La pieve di San Polo Il curato ha radunato della pieve in sul sagrato, dal contado tanta gente, perché sia messa al corrente del lavor che è stato fatto sul restauro alla cappella che una volta terminato renderà la chiesa bella. I lavori or son sospesi per mancanza di sostanze (sono stati i soldi spesi per pagar le maestranze.) O fedeli di San Polo, il restauro s’ha da finire, non lasciatemi da solo la cappella a ricostruire. E un aiuto ora vi chiedo, nelle tasche di frugarvi, l’occasione avete, credo, generosi di mostrarvi. Tutta rotta è nel di dietro, in rovina anche davanti, se ora vi tirate indietro il cantiere non va avanti.


Fiori di campo È arrivata primavera, là, nei campi è tutto in fiore, sul calare della sera, fantasia multicolore. Blu, risalta sul balcone, pieno il vaso d’ogni fiore che il pennello di Zenone ha dipinto con amore. Tanti i fiori nel mazzetto, fiordalisi e margherite, i papaveri e il mughetto, degni sono di Afrodite. Degni sono dell’Olimpo nella lor semplicità, sono solo fior di campo, ma ci dan felicità.

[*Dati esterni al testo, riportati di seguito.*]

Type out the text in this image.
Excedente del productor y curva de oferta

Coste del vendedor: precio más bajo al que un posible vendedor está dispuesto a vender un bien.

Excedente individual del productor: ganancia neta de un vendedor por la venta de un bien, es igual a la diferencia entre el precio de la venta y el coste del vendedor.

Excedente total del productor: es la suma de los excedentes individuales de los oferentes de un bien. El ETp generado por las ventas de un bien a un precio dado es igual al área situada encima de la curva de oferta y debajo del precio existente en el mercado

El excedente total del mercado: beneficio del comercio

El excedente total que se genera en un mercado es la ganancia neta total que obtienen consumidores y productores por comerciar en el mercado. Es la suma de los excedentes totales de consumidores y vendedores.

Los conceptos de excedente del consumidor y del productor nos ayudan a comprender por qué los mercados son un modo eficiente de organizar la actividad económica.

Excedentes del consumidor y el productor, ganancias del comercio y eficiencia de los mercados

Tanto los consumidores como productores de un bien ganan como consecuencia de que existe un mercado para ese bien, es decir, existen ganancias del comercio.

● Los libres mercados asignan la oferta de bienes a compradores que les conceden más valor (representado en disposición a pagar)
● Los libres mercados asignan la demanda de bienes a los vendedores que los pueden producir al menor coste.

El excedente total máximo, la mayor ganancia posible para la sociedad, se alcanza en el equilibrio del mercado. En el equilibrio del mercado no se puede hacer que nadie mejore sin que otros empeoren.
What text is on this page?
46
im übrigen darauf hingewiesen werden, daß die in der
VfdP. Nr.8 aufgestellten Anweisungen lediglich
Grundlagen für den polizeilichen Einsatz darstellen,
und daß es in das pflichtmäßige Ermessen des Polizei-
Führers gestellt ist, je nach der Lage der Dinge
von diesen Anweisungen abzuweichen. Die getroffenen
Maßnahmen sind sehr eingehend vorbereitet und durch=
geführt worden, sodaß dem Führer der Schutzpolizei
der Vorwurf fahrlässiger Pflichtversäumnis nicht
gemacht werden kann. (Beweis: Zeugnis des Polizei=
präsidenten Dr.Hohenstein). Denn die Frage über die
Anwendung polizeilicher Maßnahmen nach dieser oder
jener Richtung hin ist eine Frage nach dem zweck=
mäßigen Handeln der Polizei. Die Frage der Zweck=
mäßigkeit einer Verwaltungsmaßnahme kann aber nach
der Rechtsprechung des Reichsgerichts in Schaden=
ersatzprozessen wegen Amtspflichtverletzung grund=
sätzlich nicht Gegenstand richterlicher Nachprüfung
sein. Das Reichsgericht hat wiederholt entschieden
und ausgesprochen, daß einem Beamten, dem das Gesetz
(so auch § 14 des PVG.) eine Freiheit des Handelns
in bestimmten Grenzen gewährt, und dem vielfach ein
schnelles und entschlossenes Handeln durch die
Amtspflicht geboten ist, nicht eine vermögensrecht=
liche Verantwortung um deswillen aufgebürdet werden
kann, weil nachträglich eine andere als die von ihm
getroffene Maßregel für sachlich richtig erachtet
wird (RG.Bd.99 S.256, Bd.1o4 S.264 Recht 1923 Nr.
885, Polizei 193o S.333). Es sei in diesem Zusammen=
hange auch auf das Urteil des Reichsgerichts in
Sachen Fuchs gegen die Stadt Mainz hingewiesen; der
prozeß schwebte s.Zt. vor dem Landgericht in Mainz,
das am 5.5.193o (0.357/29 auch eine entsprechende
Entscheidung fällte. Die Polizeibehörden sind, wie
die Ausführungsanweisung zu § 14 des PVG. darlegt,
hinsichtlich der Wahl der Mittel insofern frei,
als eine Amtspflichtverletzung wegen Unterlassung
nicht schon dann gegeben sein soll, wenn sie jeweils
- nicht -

Ballo al Circolino In paese ci si annoia si va tutti al concertino e sarà una grande gioia far due salti al Circolino. C’è Beppin con la chitarra, la cantante è la Rosina, si farà una gran gazzarra, ballerem fino a mattina. La mazurca della nonna, una polka o un bel trescone ognun stringe la sua donna mentre ascolta la canzone. Non si fan balli moderni, solo danze popolari, non ci importa degli scherni, noi non siamo rockettari. Gente semplice noi siamo, quattro salti in allegria tra gli amici che più amiamo, basta stare in compagnia. Dopo il ballo una bevuta tutti al bar del Circolino, tra risate e una battuta, una birra o un vinsantino.


Il teatrino Nella piazza del paese è arrivato il teatrino, marionette tanto attese gioia son d’ogni bambino. Con la mamma o coi nonnini vanno i bimbi ad ammirare i vivaci burattini molto buffi a recitare. C’è un omin dietro nascosto che con grande saper fare tira i fili e con un gesto fa i pupazzi saltellare. Tutti han le bocche aperte a vedere le scenette, anche il nonno si diverte al teatrin di marionette. Non abbiam più questo mondo che era magico e incantato, che era semplice e giocondo, ma Zenon l’ha ricordato.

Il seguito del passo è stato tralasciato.